DESCRIPTION
Sur la commune d'Epenouse, au lieu dit Les Prés de la Méchante Femme, une prairie humide oligotrophe se trouve complètement enclavée dans des boisements. Cette petite zone installée à la faveur d’affleurements marno-calcaires imperméables de l’Oxfordien (Jurassique supérieur) se démarque dans le contexte à dominante calcaire et karstique des premiers plateaux. Plusieurs étangs ont été creusés à proximité immédiate.
La végétation herbacée est dominée par la molinie bleue. Ce milieu oligotrophe original se distingue par des sols alcalins, pauvres en nutriments, qui sont soumis à des fluctuations de niveau d’eau (battement du toit de la nappe phréatique). Dans ces conditions d’humidité contrastée, la molinie se développe en nappe. Un cortège floristique de plantes à fleurs caractéristique est associé à cet habitat, ce qui lui confère un intérêt botanique majeur. En effet, les prairies à molinie sur sols calcaires sont plus riches en espèces que les variantes en milieu acide.
Cette formation recèle une trentaine d'espèces végétales ; la valeur patrimoniale de certaines d’entre elles est remarquable, du fait de leur rareté. Il faut notamment souligner la présence de deux espèces bénéficiant d’un statut de protection, dont la grassette commune, et d’autres plantes peu courantes et/ou représentatives de ces milieux comme la scorsonère humble ou la callune. Les habitats sont encore bien typés, toutefois le tapis graminéen dense forme une litière dont l’accumulation défavorise les espèces typiques et qui contribue à accélérer la colonisation par les ligneux. Ces derniers sont principalement représentés par des pins sylvestres et de jeunes aulnes glutineux ; ils sont disséminés dans le secteur et tendent à le coloniser rapidement. La callune est également assez recouvrante.

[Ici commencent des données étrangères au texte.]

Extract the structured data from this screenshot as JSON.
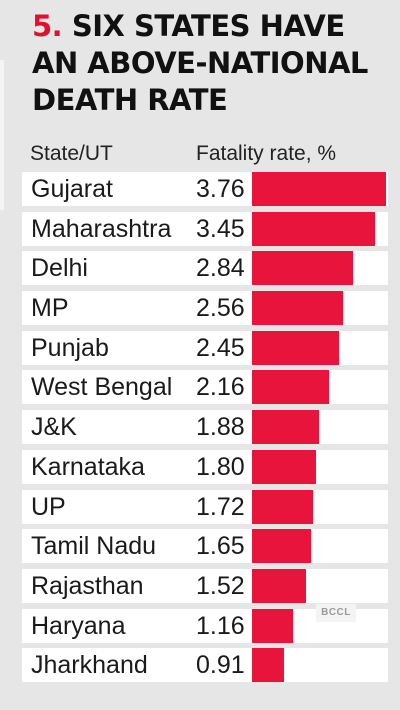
{
  "title": {
    "number": "5.",
    "text": "SIX STATES HAVE AN ABOVE-NATIONAL DEATH RATE"
  },
  "columns": {
    "state": "State/UT",
    "rate": "Fatality rate, %"
  },
  "watermark": "BCCL",
  "colors": {
    "bar": "#e8143c",
    "accent": "#e0102f",
    "row_bg": "#ffffff",
    "page_bg": "#e6e6e6"
  },
  "chart_data": {
    "type": "bar",
    "orientation": "horizontal",
    "title": "5. SIX STATES HAVE AN ABOVE-NATIONAL DEATH RATE",
    "xlabel": "Fatality rate, %",
    "ylabel": "State/UT",
    "categories": [
      "Gujarat",
      "Maharashtra",
      "Delhi",
      "MP",
      "Punjab",
      "West Bengal",
      "J&K",
      "Karnataka",
      "UP",
      "Tamil Nadu",
      "Rajasthan",
      "Haryana",
      "Jharkhand"
    ],
    "value_labels": [
      "3.76",
      "3.45",
      "2.84",
      "2.56",
      "2.45",
      "2.16",
      "1.88",
      "1.80",
      "1.72",
      "1.65",
      "1.52",
      "1.16",
      "0.91"
    ],
    "values": [
      3.76,
      3.45,
      2.84,
      2.56,
      2.45,
      2.16,
      1.88,
      1.8,
      1.72,
      1.65,
      1.52,
      1.16,
      0.91
    ],
    "xlim": [
      0,
      3.76
    ]
  }
}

A cet habitat original, structuré de façon hétérogène, est associée une faune typique. En particulier, la richesse en plantes à fleurs est favorable à de nombreux insectes floricoles. Les investigations conduites dans le groupe des papillons diurnes ont montré la valeur tout à fait remarquable de ce site.
STATUT DE PROTECTION
Aucune protection réglementaire de l’espace n’a été mise en place. En revanche, la présence d’espèces protégées confère indirectement un statut de protection au milieu : la législation interdit en effet de porter atteinte aux espèces et aux milieux qui les supportent (arrêtés ministériels des 20/01/82, 22/06/92 et 23/04/07).
OBJECTIFS DE PRESERVATION
Comme pour l’ensemble des zones humides, les fonctions de ce secteur sont essentielles dans le cycle de l’eau : rétention pendant les périodes pluvieuses, alimentation des nappes souterraines, auto‑épuration des eaux de surface.
Cette zone n’est soumise à aucun entretien particulier. Son état de conservation global apparaît défavorable, du fait de fortes menaces qui pèsent sur les habitats et sur les espèces patrimoniales associées. Plusieurs causes peuvent être évoquées :
- la densification de la strate herbacée et la colonisation par le pin sylvestre ;
- des travaux de drainage et des plantations en périphérie immédiate (sur des sols aux caractéristiques similaires) ont altéré le fonctionnement du site, de même que le creusement de plusieurs étangs. Toutes ces opérations ont pour conséquence d’abaisser le niveau de la nappe phréatique et de perturber l’hydrologie du secteur, en accélérant le processus naturel d’enfrichement.
A brève échéance, il convient de mener une restauration de la zone, qui passe en priorité par le retour de conditions hydrauliques favorables au maintien d’un milieu humide (fermeture des drains) ; en parallèle, la coupe des pins sylvestres les plus gros et l'arrachage des arbustes peut aussi contribuer à relever le niveau de la nappe. Par la suite, les mesures de gestion courante reposent sur une fauche tardive annuelle (début septembre) avec enlèvement de la litière.
Au vu du grand intérêt de la zone des Prés de la Méchante Femme, l’ensemble de ces actions devrait être précisé dans un plan de gestion conservatoire.